Most of this story is just those two talking.  He’s clearly mad but she’s so sarcastic and unlikeable that it makes the whole thing a bit too unrealistic (even for a portmanteau segment).  That’s just bad acting.  But anyway, after their conversation he hears the voice of God again (and, of course, is entirely unrestrained at the time) but also so do the other patients and even two nurses and that psychologist.  But then it all cuts away to him being in a straightjacket.  It turns out that the psychologist is talking to him over the PA speakers using a voice modifier.  There’s some sort of revelation in that but it’s just a rubbish payoff to a tedious story.

Blood Red

This story focuses on a struggling artist who is propositioned by the wife of his biggest inspiration.  She wants him to kill her husband in order to inflate the price of his art.  However, she then knocks him out.  When he comes too, the husband is there.  It turns out that the plan still stands but that the struggling artist is the one who is to be sacrificed.  They’re going to make it look like a suicide except that he’s on a crucifix.  So quite how he’s supposed to have cut his own throat is beyond us.

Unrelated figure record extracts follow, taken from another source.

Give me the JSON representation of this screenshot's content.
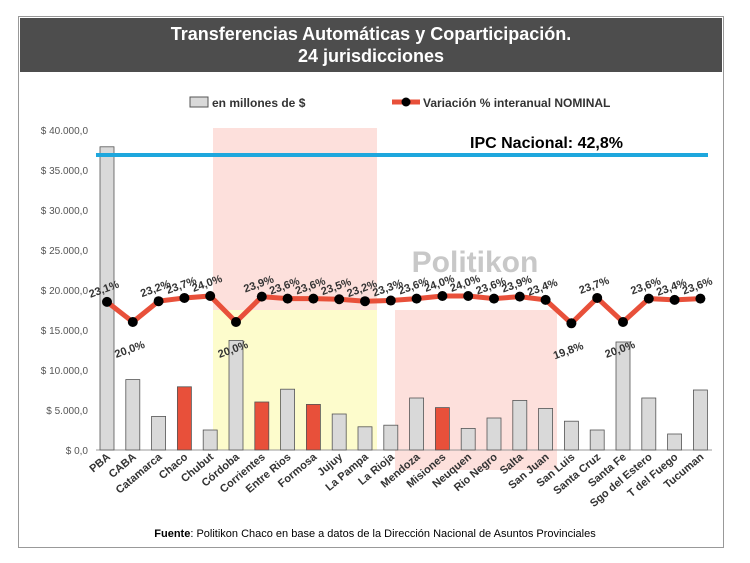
{
  "chart_data": {
    "type": "bar+line",
    "title": "Transferencias Automáticas y Coparticipación.",
    "subtitle": "24 jurisdicciones",
    "categories": [
      "PBA",
      "CABA",
      "Catamarca",
      "Chaco",
      "Chubut",
      "Córdoba",
      "Corrientes",
      "Entre Rios",
      "Formosa",
      "Jujuy",
      "La Pampa",
      "La Rioja",
      "Mendoza",
      "Misiones",
      "Neuquen",
      "Rio Negro",
      "Salta",
      "San Juan",
      "San Luis",
      "Santa Cruz",
      "Santa Fe",
      "Sgo del Estero",
      "T del Fuego",
      "Tucuman"
    ],
    "series": [
      {
        "name": "en millones de $",
        "type": "bar",
        "values": [
          37900,
          8800,
          4200,
          7900,
          2500,
          13700,
          6000,
          7600,
          5700,
          4500,
          2900,
          3100,
          6500,
          5300,
          2700,
          4000,
          6200,
          5200,
          3600,
          2500,
          13500,
          6500,
          2000,
          7500
        ],
        "highlighted": [
          "Chaco",
          "Corrientes",
          "Formosa",
          "Misiones"
        ],
        "color": "#d9d9d9",
        "highlight_color": "#e8503a"
      },
      {
        "name": "Variación % interanual NOMINAL",
        "type": "line",
        "values": [
          23.1,
          20.0,
          23.2,
          23.7,
          24.0,
          20.0,
          23.9,
          23.6,
          23.6,
          23.5,
          23.2,
          23.3,
          23.6,
          24.0,
          24.0,
          23.6,
          23.9,
          23.4,
          19.8,
          23.7,
          20.0,
          23.6,
          23.4,
          23.6
        ],
        "labels": [
          "23,1%",
          "20,0%",
          "23,2%",
          "23,7%",
          "24,0%",
          "20,0%",
          "23,9%",
          "23,6%",
          "23,6%",
          "23,5%",
          "23,2%",
          "23,3%",
          "23,6%",
          "24,0%",
          "24,0%",
          "23,6%",
          "23,9%",
          "23,4%",
          "19,8%",
          "23,7%",
          "20,0%",
          "23,6%",
          "23,4%",
          "23,6%"
        ],
        "color": "#e8503a"
      }
    ],
    "yticks": [
      "$ 0,0",
      "$ 5.000,0",
      "$ 10.000,0",
      "$ 15.000,0",
      "$ 20.000,0",
      "$ 25.000,0",
      "$ 30.000,0",
      "$ 35.000,0",
      "$ 40.000,0"
    ],
    "ylim": [
      0,
      40000
    ],
    "reference_line": {
      "label": "IPC Nacional: 42,8%",
      "color": "#1ea7dd"
    },
    "watermark": "Politikon",
    "legend_placement": "top"
  },
  "source": {
    "bold": "Fuente",
    "text": ": Politikon Chaco en base a datos de la Dirección Nacional de Asuntos Provinciales"
  }
}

But then the wife kills him.  It turns out that the blatantly evil woman had a plan to make it look like they killed each other and so she stabs him with the same knife (again, the other guy is TIED TO A FUCKING CROSS).  The story ends with her about to inherit a lot of their artwork.  Presumably because basic police detective work doesn’t exist in this world.  And again, the acting isn’t very strong but this section is at least suitably bloody and ends with her speaking the only semi-decent line of the whole film.

Krampus Vs. Elf

The film’s final segment sees two young brothers asking their mum to read them a Christmas story.  She decides to read them ‘the true story of how Christmas came to be’ at which point it all changes.  What we get is a sort of fake stop motion tale of two brothers.  One is the elf (a shit puppet of an elf) and the other is Krampus (a shit puppet of Krampus).  Essentially all that happens is that they fight and the elf stabs Krampus with an oven thermometer.

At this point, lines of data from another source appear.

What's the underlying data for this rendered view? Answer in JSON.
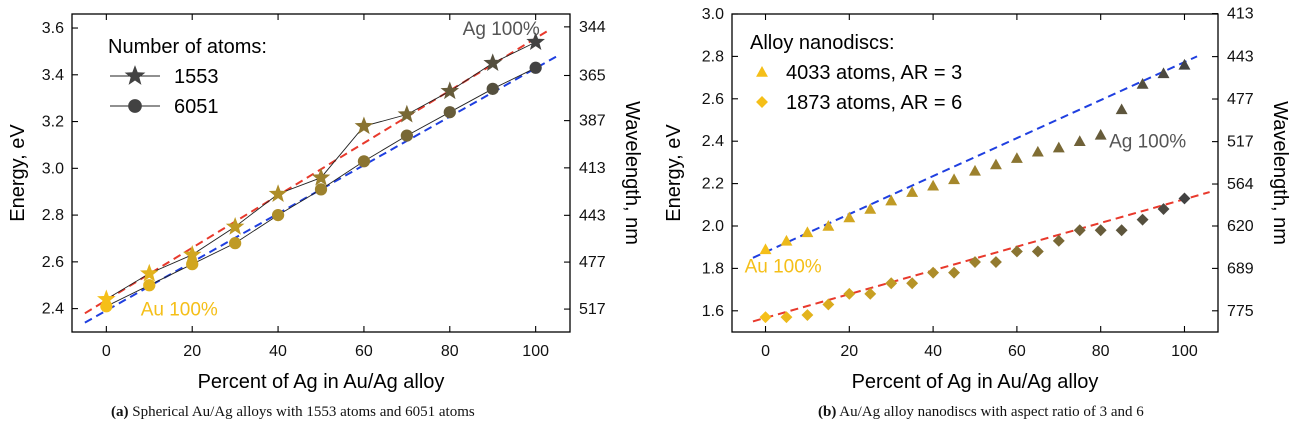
{
  "captions": [
    {
      "label": "(a)",
      "text": "Spherical Au/Ag alloys with 1553 atoms and 6051 atoms"
    },
    {
      "label": "(b)",
      "text": "Au/Ag alloy nanodiscs with aspect ratio of 3 and 6"
    }
  ],
  "chart_data": [
    {
      "type": "scatter",
      "id": "a",
      "xlabel": "Percent of Ag in Au/Ag alloy",
      "ylabel": "Energy, eV",
      "y2label": "Wavelength, nm",
      "xlim": [
        -8,
        108
      ],
      "ylim": [
        2.3,
        3.66
      ],
      "xticks": [
        0,
        20,
        40,
        60,
        80,
        100
      ],
      "yticks": [
        "2.4",
        "2.6",
        "2.8",
        "3.0",
        "3.2",
        "3.4",
        "3.6"
      ],
      "y2ticks": [
        {
          "label": "344",
          "energy": 3.605
        },
        {
          "label": "365",
          "energy": 3.397
        },
        {
          "label": "387",
          "energy": 3.204
        },
        {
          "label": "413",
          "energy": 3.002
        },
        {
          "label": "443",
          "energy": 2.799
        },
        {
          "label": "477",
          "energy": 2.599
        },
        {
          "label": "517",
          "energy": 2.398
        }
      ],
      "legend": {
        "title": "Number of atoms:",
        "position": "top-left"
      },
      "color_start": "#f5bf18",
      "color_end": "#424242",
      "series": [
        {
          "name": "1553",
          "marker": "star",
          "connected": true,
          "x": [
            0,
            10,
            20,
            30,
            40,
            50,
            60,
            70,
            80,
            90,
            100
          ],
          "y": [
            2.44,
            2.55,
            2.63,
            2.75,
            2.89,
            2.96,
            3.18,
            3.23,
            3.33,
            3.45,
            3.54
          ]
        },
        {
          "name": "6051",
          "marker": "circle",
          "connected": true,
          "x": [
            0,
            10,
            20,
            30,
            40,
            50,
            60,
            70,
            80,
            90,
            100
          ],
          "y": [
            2.41,
            2.5,
            2.59,
            2.68,
            2.8,
            2.91,
            3.03,
            3.14,
            3.24,
            3.34,
            3.43
          ]
        }
      ],
      "fit_lines": [
        {
          "color": "#e8392c",
          "x": [
            -5,
            103
          ],
          "y": [
            2.38,
            3.59
          ]
        },
        {
          "color": "#1f3fe0",
          "x": [
            -5,
            105
          ],
          "y": [
            2.34,
            3.48
          ]
        }
      ],
      "annotations": [
        {
          "text": "Ag 100%",
          "color": "#555555",
          "x": 83,
          "y": 3.57
        },
        {
          "text": "Au 100%",
          "color": "#f5bf18",
          "x": 8,
          "y": 2.37
        }
      ]
    },
    {
      "type": "scatter",
      "id": "b",
      "xlabel": "Percent of Ag in Au/Ag alloy",
      "ylabel": "Energy, eV",
      "y2label": "Wavelength, nm",
      "xlim": [
        -8,
        108
      ],
      "ylim": [
        1.5,
        3.0
      ],
      "xticks": [
        0,
        20,
        40,
        60,
        80,
        100
      ],
      "yticks": [
        "1.6",
        "1.8",
        "2.0",
        "2.2",
        "2.4",
        "2.6",
        "2.8",
        "3.0"
      ],
      "y2ticks": [
        {
          "label": "413",
          "energy": 3.002
        },
        {
          "label": "443",
          "energy": 2.799
        },
        {
          "label": "477",
          "energy": 2.599
        },
        {
          "label": "517",
          "energy": 2.398
        },
        {
          "label": "564",
          "energy": 2.198
        },
        {
          "label": "620",
          "energy": 2.0
        },
        {
          "label": "689",
          "energy": 1.8
        },
        {
          "label": "775",
          "energy": 1.6
        }
      ],
      "legend": {
        "title": "Alloy nanodiscs:",
        "position": "top-left"
      },
      "color_start": "#f5bf18",
      "color_end": "#424242",
      "series": [
        {
          "name": "4033 atoms, AR = 3",
          "marker": "triangle",
          "connected": false,
          "x": [
            0,
            5,
            10,
            15,
            20,
            25,
            30,
            35,
            40,
            45,
            50,
            55,
            60,
            65,
            70,
            75,
            80,
            85,
            90,
            95,
            100
          ],
          "y": [
            1.89,
            1.93,
            1.97,
            2.0,
            2.04,
            2.08,
            2.12,
            2.16,
            2.19,
            2.22,
            2.26,
            2.29,
            2.32,
            2.35,
            2.37,
            2.4,
            2.43,
            2.55,
            2.67,
            2.72,
            2.76
          ]
        },
        {
          "name": "1873 atoms, AR = 6",
          "marker": "diamond",
          "connected": false,
          "x": [
            0,
            5,
            10,
            15,
            20,
            25,
            30,
            35,
            40,
            45,
            50,
            55,
            60,
            65,
            70,
            75,
            80,
            85,
            90,
            95,
            100
          ],
          "y": [
            1.57,
            1.57,
            1.58,
            1.63,
            1.68,
            1.68,
            1.73,
            1.73,
            1.78,
            1.78,
            1.83,
            1.83,
            1.88,
            1.88,
            1.93,
            1.98,
            1.98,
            1.98,
            2.03,
            2.08,
            2.13
          ]
        }
      ],
      "fit_lines": [
        {
          "color": "#1f3fe0",
          "x": [
            -3,
            103
          ],
          "y": [
            1.85,
            2.8
          ]
        },
        {
          "color": "#e8392c",
          "x": [
            -3,
            106
          ],
          "y": [
            1.55,
            2.16
          ]
        }
      ],
      "annotations": [
        {
          "text": "Ag 100%",
          "color": "#555555",
          "x": 82,
          "y": 2.37
        },
        {
          "text": "Au 100%",
          "color": "#f5bf18",
          "x": -5,
          "y": 1.78
        }
      ]
    }
  ]
}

There’s a problem here.  It’s not stop motion at all.  Instead it’s basically like security cameras from the ’90s.  All you see is one frame out of ten or twenty or whatever.  It’s like watching a photo reel.  Because it’s basically a regular frame rate, the big moments don’t necessarily get seen.  The elf stabs Krampus but you don’t feel like you see it.  It’s like watching Karate Kid but pressing a button where you’re just jumping forwards at ten seconds each time.

Anyway, this story ends by returning to the brothers who are putting on a poorly-acted open mouthed look of shock at what they just heard.  Lucky for them they didn’t have to fucking watch it.  Shite.  Actually the worst portmanteau segment we’ve ever seen.

Scary Mary

Between each story, we kept returning to Scary Mary.  The lady initially seemed very sweet and so the children were happy to spend time with her as she went through each story.  But with all of her tales told and one of the kids having disappeared, the two remaining children (by now suffering from the effects of poisoning) realise they’re properly fucked.  They try to escape but she cooks them and is about to have them for dinner when her door gets another knock for a bunch more stupid kids looking to get chomped.

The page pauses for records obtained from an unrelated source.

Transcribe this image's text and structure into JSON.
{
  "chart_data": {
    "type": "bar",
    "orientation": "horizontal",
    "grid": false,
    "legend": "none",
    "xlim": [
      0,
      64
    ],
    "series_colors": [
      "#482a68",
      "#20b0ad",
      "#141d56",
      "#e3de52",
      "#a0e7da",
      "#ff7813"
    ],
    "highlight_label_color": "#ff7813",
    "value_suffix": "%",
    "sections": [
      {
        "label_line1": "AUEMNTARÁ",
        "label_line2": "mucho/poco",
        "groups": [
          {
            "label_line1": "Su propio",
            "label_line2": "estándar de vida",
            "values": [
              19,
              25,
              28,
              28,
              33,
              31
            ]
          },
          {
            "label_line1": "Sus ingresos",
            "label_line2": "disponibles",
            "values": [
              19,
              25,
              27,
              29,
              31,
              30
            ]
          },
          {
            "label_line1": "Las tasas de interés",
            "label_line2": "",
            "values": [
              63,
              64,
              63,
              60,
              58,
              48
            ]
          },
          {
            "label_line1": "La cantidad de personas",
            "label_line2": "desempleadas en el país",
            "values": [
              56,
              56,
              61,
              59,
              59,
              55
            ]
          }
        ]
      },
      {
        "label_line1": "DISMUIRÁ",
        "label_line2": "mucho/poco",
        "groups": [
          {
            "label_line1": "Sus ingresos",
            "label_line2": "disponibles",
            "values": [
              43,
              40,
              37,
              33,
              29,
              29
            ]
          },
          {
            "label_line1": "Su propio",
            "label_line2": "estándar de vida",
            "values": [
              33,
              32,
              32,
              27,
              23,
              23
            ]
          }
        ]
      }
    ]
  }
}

This is definitely one for the lowest tier of our Ultimate Guide to Portmanteaus.  None of the stories are particularly good and are all let down further by poor acting, weak writing and utterly dismals attempts at horror and suspense.  But when you compound that by adding Krampus Vs. Elf, this becomes an unredeemable disaster.  We’ve still got ‘Horror and Hamsters’ to watch, so this could be beaten to last place (and to be fair Deadtime Stories, Grim Prairie Tales and The Horror Network are all in with a shout for that particular title) but for now it’s as poor a portmanteau as we’ve ever seen.  And we’ve seen loads of them.